— Загублю я себя! — вздохнула Донька, глядя в тем­ный угол избы.

Афанасий поучающе заговорил:

— Нужно, батюшка, так сказать, что и на том спаси­бо! Горе такое вышло, испортили девку у нас, не берет никто. А сынов-то нету, дома передать некому, — видишь? Пропадать приходится дому.

— А сохранить-то, значит, хочется! — объяснила Мав­ра. — Присватывался тут к девке женишок один, из Дернополя, да не может он к нам в зятья идти, а мы девку отдать не можем: нету сына, надобно зятя добывать.

— Плох паренек, плох, это надо правду сказать! — раздумчиво произнес Афанасий. — Мало пользы от него будет, а что поделаешь? Докуда ждать? Брезгуют девкою, сами видим — с изъяном.

— Отдали бы вы ее за Федора дернопольского. Что вы девку-то губите? — сказал я. — Сами говорите: плох парень, а ведь ей с ним всю жизнь маяться. Пожалели бы дочь!

Мавра скорбно возразила:

— Батюшка, да нешто не жалеем? Уж так-то жалеем! Да что ж поделаешь? Нельзя нам ее в чужой дом отдать, — что с хозяйством станется? Дуры-то мы, дуры, силы мужичьей у нас нету, а не обойдешься без нас в хозяйстве, нужно, чтоб баба была.

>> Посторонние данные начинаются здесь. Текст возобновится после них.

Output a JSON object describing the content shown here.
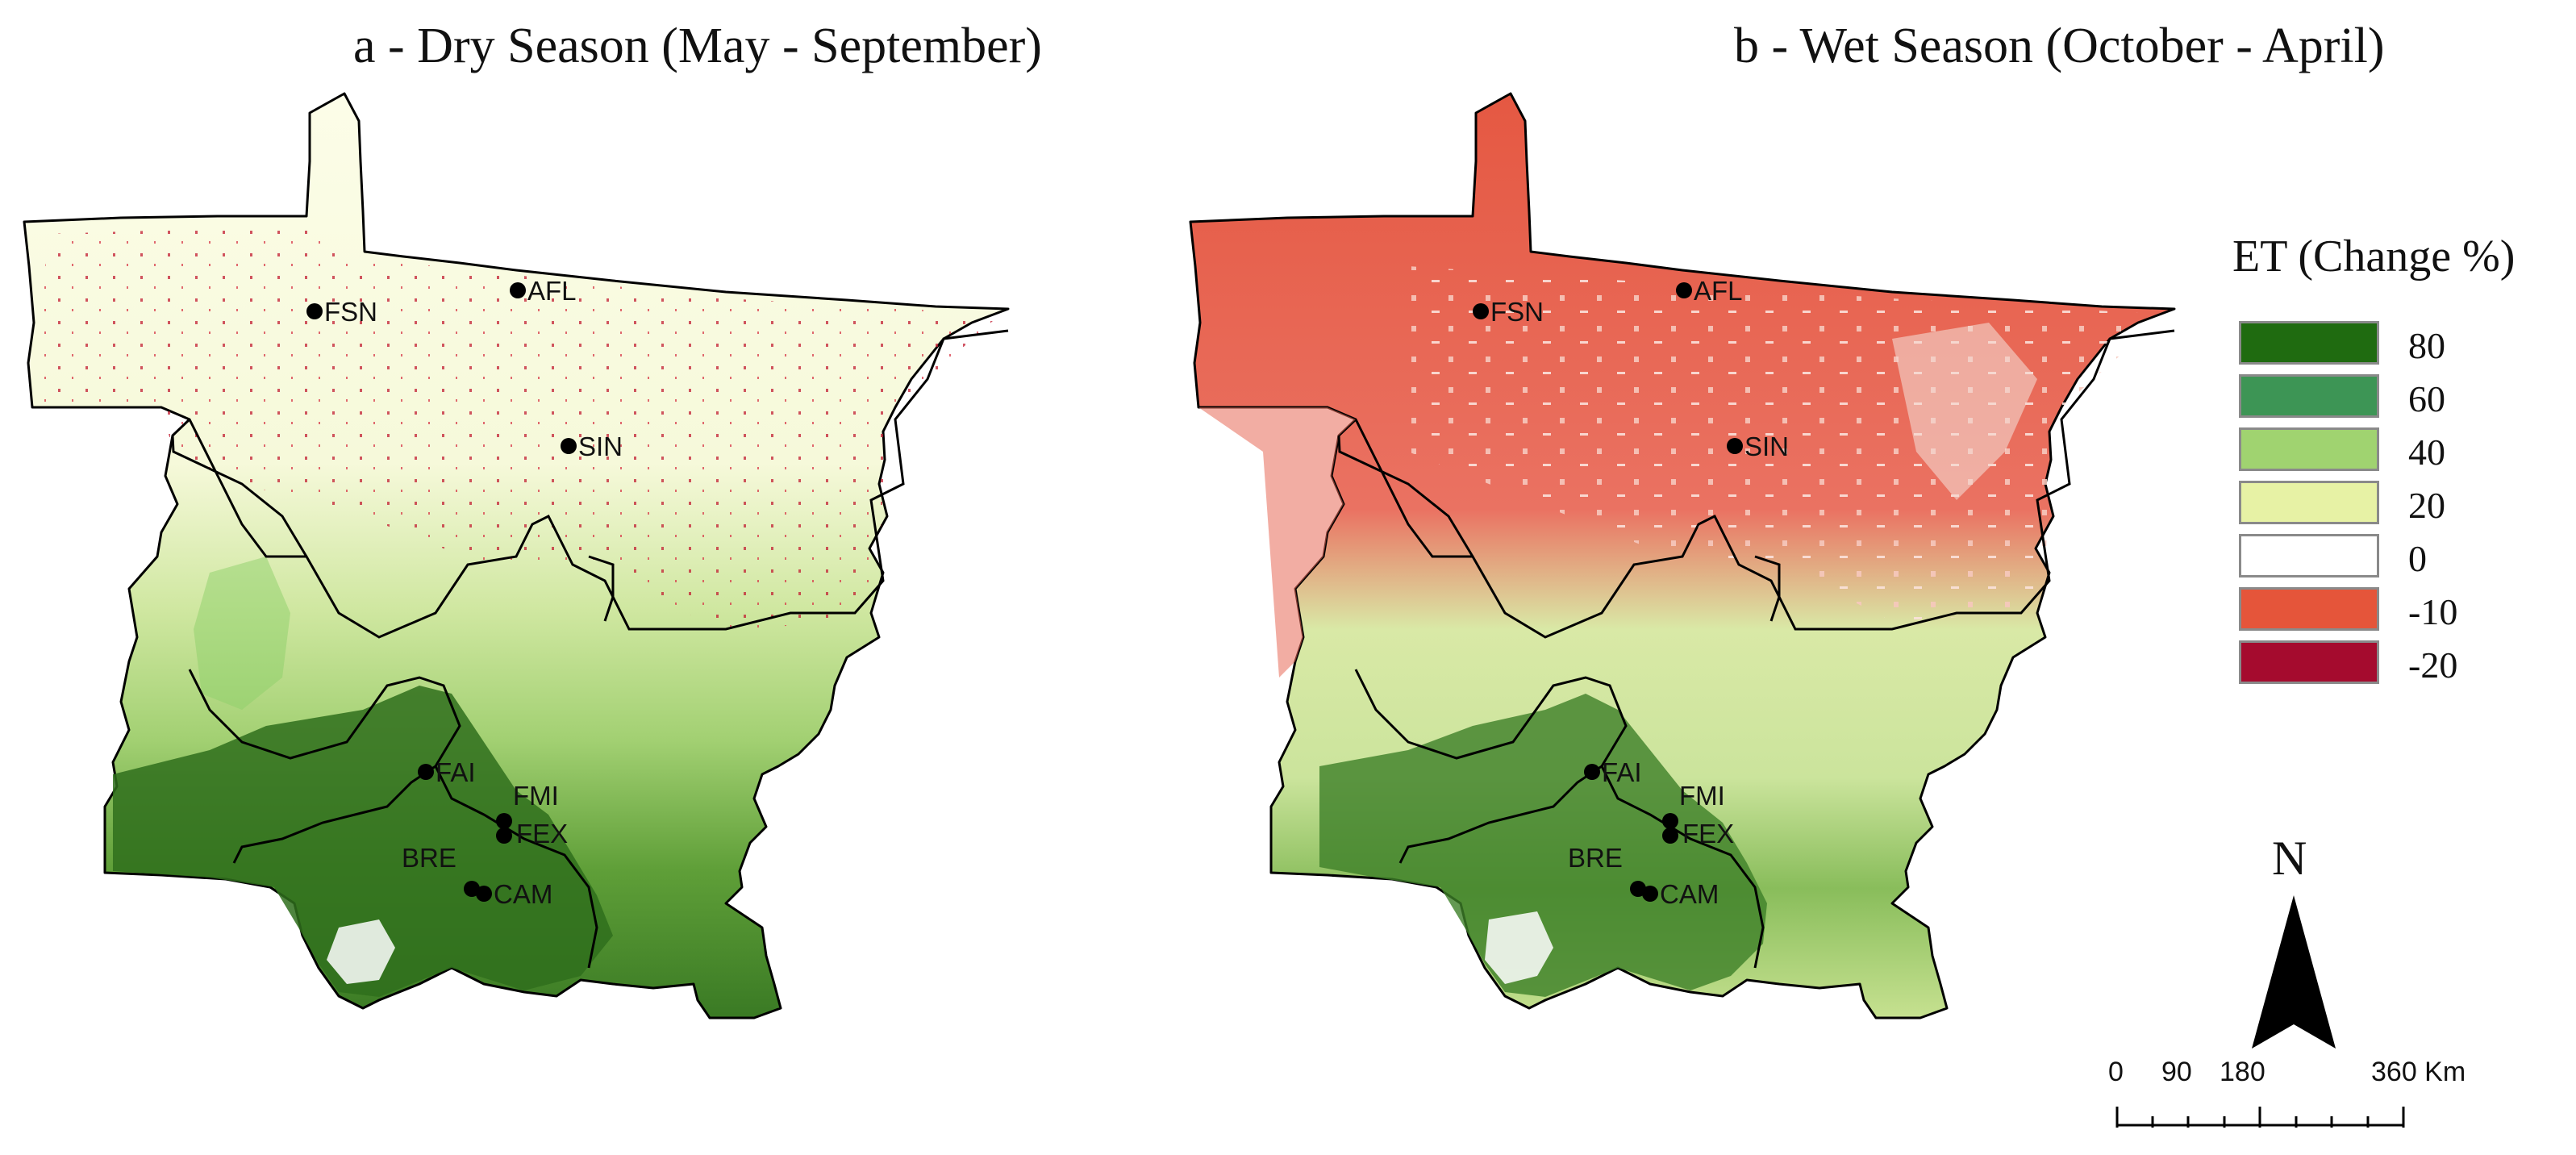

А от меня, милый, пользы никакой нет, уж второй год лежу… Старик и то иной раз заругается: «Когда ты сдохнешь?» Известно, наше дело христьянское, рабочее, Только хлеб задаром жуешь.

Доня неподвижно сидела на лавке и задумчиво гля­дела в угол.

Керосинка без стекла тускло горела на столе, дым коптящею, шевелящеюся струйкою поднимался к потолку. По стенам тянулись серые тени. За закоптелою печкою шевелилась густая темнота. И из темноты, казалось мне пристально смотрит в избу мрачный, беспощадный дух дома. Он намечает к смерти ставшую ему ненужною ста­руху; как огромный паук, невидимою паутиною крепко опутывает покорно опущенные плечи девушки…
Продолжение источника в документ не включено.